Our findings also have implications beyond severe sepsis epidemiology. Several studies unrelated to sepsis have used administrative databases to examine trends in organ dysfunction and also found increasing incidences over time. For example, claims for acute kidney failure in Medicare data rose steadily from 1992 to 2001 while the associated mortality decreased . Likewise, Stefan et al. examined trends in acute respiratory failure using ICD-9-CM codes from the Nationwide Inpatient Sample and found a significant increase in incidence and total costs, but a decline in mortality and length of stay .

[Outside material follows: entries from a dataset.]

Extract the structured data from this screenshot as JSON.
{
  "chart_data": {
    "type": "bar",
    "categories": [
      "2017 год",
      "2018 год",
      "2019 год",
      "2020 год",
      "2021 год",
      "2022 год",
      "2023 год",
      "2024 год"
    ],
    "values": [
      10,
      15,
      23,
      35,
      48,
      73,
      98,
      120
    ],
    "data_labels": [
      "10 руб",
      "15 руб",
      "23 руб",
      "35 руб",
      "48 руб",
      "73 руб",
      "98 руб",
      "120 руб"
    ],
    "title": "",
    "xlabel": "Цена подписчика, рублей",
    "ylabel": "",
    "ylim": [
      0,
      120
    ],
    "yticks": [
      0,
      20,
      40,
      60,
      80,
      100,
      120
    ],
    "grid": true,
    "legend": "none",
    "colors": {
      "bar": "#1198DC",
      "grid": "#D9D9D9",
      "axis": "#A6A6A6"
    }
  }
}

Our study has several limitations. First, we only used data from two academic hospitals in one city; further studies should explore the generalizability of our findings. Notably, however, our estimated incidence of organ dysfunction and trends in severe sepsis rates as ascertained via ICD-9-CM codes mirror national and international trends [5, 30]. Second, we used blood culture orders as our marker for suspected infection, but it is unclear if this captures the entire cohort of patients with sepsis. However, our findings were identical when using hospitalizations with infection or sepsis diagnoses at discharge, suggesting that these patterns of changing organ dysfunction coding are not unique to patients with blood culture orders. Third, it is possible that some patients being coded as acute respiratory failure are increasingly using noninvasive positive pressure ventilation over time and that therefore we underestimated the sensitivity and overestimated the decline in positive predictive value of claims codes for respiratory failure. However, if this is the case, this also underscores the changing and variable use of the term “respiratory failure” and the need for a more uniform definition. Fourth, we did not evaluate changes in coding for altered mental status since we did not have an objective measure for comparison. Lastly, our estimates of baseline values for laboratory values were derived from the “best” values during or 30 days prior to hospitalization, and this may not be accurate in some cases. However, we applied the same definitions for baseline values over the entire study period, minimizing the risk of any systematic bias.